Dreimal konnte die Bundespolizei am vergangenen Wochenende am Flughafen Hannover die ausstehenden Strafen einkassieren und so der Strafvollstreckung erfolgreich unter die Arme greifen.

Die Bundespolizei hatte alles im Computer – Foto: JPH

Am Freitag, 28.09.2018, wurde ein 35-jähriger türkischer Staatsangehöriger aufgrund eines bestehenden Haftbefehls bei der grenzpolizeilichen Einreisekontrolle seines Fluges aus Sabiha Gökcen/Türkei durch die Bundespolizei festgenommen. 2017 war er der Polizei zufolge wegen Erschleichens von Leistungen zu einer Geldstrafe in Höhe von  450 Euro verurteilt worden, hielt aber die vereinbarte Teilratenzahlung nicht ein und entzog im weiteren Verlauf sogar der Strafvollstreckung. Durch die Einzahlung von 473,50 Euro inklusive Kosten konnte er eine 13-tägige Restersatzfreiheitsstrafe abwenden und weiterreisen.
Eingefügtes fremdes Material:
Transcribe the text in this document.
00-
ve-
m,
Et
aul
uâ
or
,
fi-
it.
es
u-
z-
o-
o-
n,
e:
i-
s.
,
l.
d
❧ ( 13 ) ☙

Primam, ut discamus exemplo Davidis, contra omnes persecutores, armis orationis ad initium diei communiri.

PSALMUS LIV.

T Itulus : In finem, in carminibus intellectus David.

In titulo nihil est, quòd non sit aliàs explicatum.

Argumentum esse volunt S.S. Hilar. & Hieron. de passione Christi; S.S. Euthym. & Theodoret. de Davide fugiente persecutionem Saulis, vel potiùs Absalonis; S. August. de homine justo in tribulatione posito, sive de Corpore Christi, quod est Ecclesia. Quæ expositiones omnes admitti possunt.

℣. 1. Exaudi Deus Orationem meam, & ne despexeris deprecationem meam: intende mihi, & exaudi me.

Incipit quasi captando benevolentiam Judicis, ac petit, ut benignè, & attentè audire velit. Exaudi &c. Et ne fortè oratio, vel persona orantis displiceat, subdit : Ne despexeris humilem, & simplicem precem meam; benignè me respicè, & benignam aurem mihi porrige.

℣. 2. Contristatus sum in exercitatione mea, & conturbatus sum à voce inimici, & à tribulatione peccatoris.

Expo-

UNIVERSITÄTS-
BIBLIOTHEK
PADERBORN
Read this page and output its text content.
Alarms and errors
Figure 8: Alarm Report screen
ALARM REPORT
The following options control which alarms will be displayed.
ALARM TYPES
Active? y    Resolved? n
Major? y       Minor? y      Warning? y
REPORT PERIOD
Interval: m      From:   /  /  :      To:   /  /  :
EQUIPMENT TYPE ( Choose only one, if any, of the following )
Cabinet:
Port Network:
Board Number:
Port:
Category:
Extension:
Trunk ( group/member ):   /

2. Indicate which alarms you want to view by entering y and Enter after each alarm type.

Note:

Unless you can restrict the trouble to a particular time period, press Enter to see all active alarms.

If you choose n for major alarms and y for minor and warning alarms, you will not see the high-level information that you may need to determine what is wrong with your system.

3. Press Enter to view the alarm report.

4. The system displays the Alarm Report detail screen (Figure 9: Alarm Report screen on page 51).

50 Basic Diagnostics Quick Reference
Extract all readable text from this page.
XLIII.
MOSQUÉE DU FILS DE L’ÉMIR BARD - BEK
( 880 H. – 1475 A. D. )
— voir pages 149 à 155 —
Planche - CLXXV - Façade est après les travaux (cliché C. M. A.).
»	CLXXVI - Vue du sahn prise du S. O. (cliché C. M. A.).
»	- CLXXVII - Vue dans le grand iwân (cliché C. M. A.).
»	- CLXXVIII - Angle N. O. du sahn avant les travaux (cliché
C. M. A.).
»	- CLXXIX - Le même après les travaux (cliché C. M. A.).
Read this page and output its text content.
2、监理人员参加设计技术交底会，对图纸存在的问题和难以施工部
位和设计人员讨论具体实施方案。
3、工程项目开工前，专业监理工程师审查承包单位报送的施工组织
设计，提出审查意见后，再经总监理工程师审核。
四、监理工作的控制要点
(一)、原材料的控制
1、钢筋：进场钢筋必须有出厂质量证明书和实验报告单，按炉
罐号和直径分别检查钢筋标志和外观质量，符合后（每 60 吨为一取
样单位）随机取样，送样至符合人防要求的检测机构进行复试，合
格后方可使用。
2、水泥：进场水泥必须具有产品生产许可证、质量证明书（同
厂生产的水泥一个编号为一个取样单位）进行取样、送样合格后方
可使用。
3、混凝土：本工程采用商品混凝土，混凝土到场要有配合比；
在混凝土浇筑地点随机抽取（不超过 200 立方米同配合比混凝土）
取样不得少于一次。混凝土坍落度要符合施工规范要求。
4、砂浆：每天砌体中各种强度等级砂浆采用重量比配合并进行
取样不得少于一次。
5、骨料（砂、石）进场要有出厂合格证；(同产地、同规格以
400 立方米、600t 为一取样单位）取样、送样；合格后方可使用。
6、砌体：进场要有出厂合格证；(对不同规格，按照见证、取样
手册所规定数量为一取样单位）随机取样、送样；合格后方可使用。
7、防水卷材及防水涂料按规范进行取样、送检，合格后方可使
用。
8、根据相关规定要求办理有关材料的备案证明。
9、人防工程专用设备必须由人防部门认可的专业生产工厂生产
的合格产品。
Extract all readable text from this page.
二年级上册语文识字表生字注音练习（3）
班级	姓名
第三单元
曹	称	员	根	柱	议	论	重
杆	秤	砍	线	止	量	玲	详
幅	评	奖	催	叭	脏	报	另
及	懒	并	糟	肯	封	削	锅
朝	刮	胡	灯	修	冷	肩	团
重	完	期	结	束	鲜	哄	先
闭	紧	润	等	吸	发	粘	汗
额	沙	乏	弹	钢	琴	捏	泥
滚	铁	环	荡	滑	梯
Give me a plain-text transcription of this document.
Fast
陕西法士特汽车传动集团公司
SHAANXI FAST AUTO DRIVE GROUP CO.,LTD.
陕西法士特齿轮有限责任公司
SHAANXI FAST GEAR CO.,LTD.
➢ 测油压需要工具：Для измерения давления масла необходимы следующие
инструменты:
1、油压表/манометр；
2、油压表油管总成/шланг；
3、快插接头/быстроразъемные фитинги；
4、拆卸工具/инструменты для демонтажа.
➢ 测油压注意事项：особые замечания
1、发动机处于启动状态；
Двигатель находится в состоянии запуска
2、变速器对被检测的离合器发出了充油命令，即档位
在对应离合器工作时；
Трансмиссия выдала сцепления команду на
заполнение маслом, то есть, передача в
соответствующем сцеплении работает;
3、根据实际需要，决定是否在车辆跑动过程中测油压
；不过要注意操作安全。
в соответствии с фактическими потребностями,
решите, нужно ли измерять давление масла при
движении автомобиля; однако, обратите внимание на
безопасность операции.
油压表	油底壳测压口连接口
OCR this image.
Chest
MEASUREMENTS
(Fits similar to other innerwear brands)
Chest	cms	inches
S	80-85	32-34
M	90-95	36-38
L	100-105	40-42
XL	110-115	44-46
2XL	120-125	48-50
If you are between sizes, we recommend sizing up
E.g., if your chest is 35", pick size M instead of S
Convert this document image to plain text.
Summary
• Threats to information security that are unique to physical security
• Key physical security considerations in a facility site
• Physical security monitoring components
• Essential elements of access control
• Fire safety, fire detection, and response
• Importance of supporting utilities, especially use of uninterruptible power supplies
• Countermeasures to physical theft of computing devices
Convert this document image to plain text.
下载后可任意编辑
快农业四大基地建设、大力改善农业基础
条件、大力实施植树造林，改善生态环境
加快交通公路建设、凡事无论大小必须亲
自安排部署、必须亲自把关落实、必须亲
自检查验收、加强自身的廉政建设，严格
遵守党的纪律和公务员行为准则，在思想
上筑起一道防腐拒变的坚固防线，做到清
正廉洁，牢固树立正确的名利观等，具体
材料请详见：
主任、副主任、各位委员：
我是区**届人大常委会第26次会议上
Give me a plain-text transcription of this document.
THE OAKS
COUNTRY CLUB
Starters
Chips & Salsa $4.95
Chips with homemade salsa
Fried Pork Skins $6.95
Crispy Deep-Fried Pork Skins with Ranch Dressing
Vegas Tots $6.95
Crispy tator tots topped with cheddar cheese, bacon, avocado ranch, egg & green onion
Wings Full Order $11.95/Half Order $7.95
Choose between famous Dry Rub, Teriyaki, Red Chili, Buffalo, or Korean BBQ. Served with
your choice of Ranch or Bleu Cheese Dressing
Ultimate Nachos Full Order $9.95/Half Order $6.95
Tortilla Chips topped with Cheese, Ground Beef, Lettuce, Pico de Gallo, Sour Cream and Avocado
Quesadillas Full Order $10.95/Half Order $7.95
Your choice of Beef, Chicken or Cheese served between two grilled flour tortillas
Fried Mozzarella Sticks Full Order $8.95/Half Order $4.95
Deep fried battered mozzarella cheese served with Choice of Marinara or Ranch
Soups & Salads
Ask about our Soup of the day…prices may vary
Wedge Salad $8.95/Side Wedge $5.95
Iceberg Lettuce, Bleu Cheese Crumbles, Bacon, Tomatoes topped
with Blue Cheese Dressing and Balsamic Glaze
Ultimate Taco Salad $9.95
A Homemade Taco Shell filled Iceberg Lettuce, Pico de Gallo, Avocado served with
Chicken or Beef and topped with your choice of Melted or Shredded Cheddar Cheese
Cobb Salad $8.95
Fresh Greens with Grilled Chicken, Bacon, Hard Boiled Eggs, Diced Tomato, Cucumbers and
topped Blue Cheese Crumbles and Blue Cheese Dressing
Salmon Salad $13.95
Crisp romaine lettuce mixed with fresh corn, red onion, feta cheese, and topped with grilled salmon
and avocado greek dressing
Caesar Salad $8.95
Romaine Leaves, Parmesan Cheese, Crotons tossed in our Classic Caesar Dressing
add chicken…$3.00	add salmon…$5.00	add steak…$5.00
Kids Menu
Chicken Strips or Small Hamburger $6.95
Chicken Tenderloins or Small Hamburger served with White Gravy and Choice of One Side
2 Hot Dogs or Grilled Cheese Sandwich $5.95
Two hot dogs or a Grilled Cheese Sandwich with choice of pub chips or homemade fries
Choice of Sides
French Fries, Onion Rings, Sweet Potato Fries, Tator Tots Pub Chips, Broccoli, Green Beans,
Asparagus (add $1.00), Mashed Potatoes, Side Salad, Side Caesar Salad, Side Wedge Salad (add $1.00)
Am Tag danach, Sonnabend, 29.09.2018, erfolgte die Verhaftung eines 30-jährigen Deutschen. Bei dessen grenzpolizeilichen Einreisekontrolle vom Flug aus Varna/Bulgarien stellten die kontrollierenden Polizeibeamten ebenfalls die aktuelle Fahndungsnotierung fest. Gegen den Betroffenen bestand den Beamten zufolge ein aktueller Haftbefehl vom Donnerstag, 27.09.2018, wegen unerlaubter Einfuhr von Betäubungsmitteln. Er war daraufhin zu einer Geldstrafe in Höhe von 1400 Euro verurteilt worden, hielt aber ebenfalls die vereinbarte Teilratenzahlung nicht ein und entzog sich im weiteren Verlauf der Strafvollstreckung. Der Vater der mitreisenden Freundin beglich die offenen Restkosten in Höhe von 1562,96 Euro inklusive Kosten und bewahrte damit den Freund seiner Tochter vor dem Antritt einer 34-tägigen Restersatzfreiheitsstrafe.

Am gleichen Tag nahm die Bundespolizei einen weiteren 45-jährigen Deutschen bei der grenzpolizeilichen Ausreisekontrolle seines Fluges nach Antalya kurzzeitig fest. Gegen den polizeilich schon mehrfach in Erscheinung Getretenen bestand ein aktueller Haftbefehl, teilt die Polizei mit. 2017 war er wegen Körperverletzung zu einer Geldstrafe in Höhe von 1800 Euro verurteilt worden, zahlte aber nicht und verschwand statt die Ersatzfreiheitsstrafe anzutreten. Die mitreisende Lebensgefährtin fiel bei der Festnahme wegen der Existenz eines Haftbefehls gegen ihn schon vor Antritt der Flugreise aus allen Wolken. Der Betroffene hatte in Erwartung seiner Verhaftung auch den Geldbetrag mit, beglich die offene Rechnung mit der Justiz und ersparte sich somit einen Antritt der 60-tägigen Ersatzfreiheitsstrafe – und seiner Lebensgefährtin einen verkorksten Urlaub.